Mr. Pinthorpe fitted a key in the lock and opened the door. He hurried in and began to open the shutters and pull up the blinds. Barbara thought that the house seemed to welcome the sun, it had been empty and darkened for so long; and the sun seemed glad to be welcomed back, it streamed in through the tall windows onto the bare floors, it explored the walls from which the faded paper hung down in curling strips. The dust floated in the air, it eddied and swirled as Mr. Pinthorpe strode about, so that the whole place seemed full of golden smoke.

The hall was square, with white pillars, very slim and tall; a winding stair with a graceful wrought-iron balustrade curled upward to the bedroom floor. On Barbara's right was the drawing-room, beautifully proportioned, with a carved mantel-piece of Adam's design. On her left was the dining-room, with three tall windows looking on to the drive. Before her a green baize door led to the kitchen premises at the back.

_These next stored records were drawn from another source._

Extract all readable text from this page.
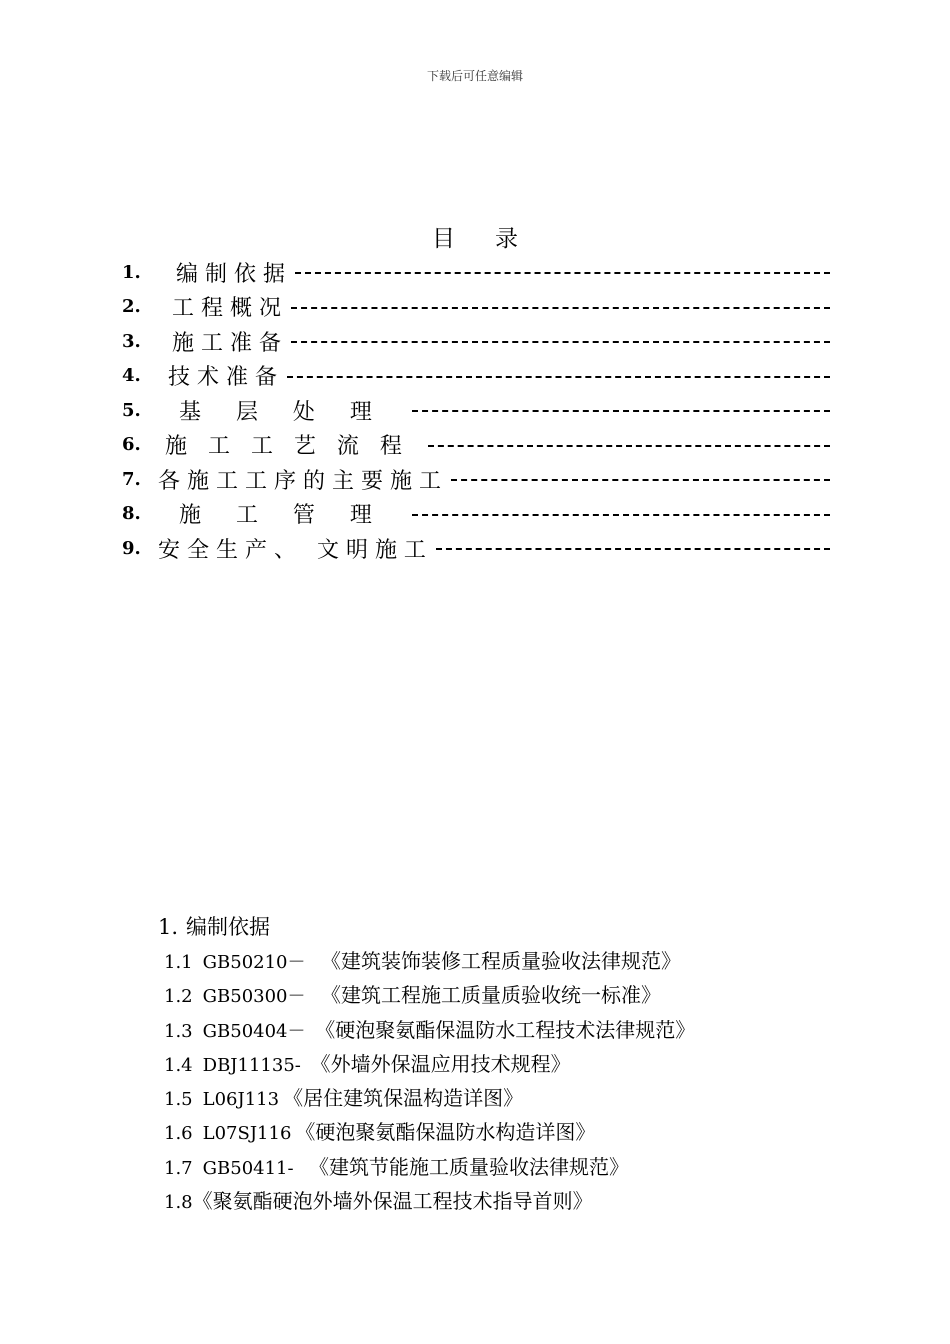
下载后可任意编辑
目录
1.	编 制 依 据
2.	工 程 概 况
3.	施 工 准 备
4.	技 术 准 备
5. 基     层     处     理
6. 施   工   工   艺   流   程
7. 各 施 工 工 序 的 主 要 施 工
8. 施     工     管     理
9. 安 全 生 产 、   文 明 施 工
1. 编制依据
1.1 GB50210－  《建筑装饰装修工程质量验收法律规范》
1.2 GB50300－  《建筑工程施工质量质验收统一标准》
1.3 GB50404－ 《硬泡聚氨酯保温防水工程技术法律规范》
1.4 DBJ11135- 《外墙外保温应用技术规程》
1.5 L06J113 《居住建筑保温构造详图》
1.6 L07SJ116 《硬泡聚氨酯保温防水构造详图》
1.7 GB50411-  《建筑节能施工质量验收法律规范》
1.8《聚氨酯硬泡外墙外保温工程技术指导首则》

From the very first the lofty ceilings pleased Barbara (it was “nice and airy”), and she liked the giraffe-high windows which let in quantities of light. She could see, in her mind's eye, long curtains hanging from the pelmets in gracious folds; they must be velvet, she thought, soft and warm, and richly colored. There was little doubt in Barbara's mind now, it was the house she had been looking for—her house and Arthur's. The dirt of the place, the neglect, the desolation of torn wallpapers and rotted blinds, the red rust on the door handles and fireplaces and balustrade left her undaunted. These were things that could be put right, mere details, and, as such, of no account. Barbara saw the house as it would be when these trivial matters had been attended to, she saw the house as she was going to make it.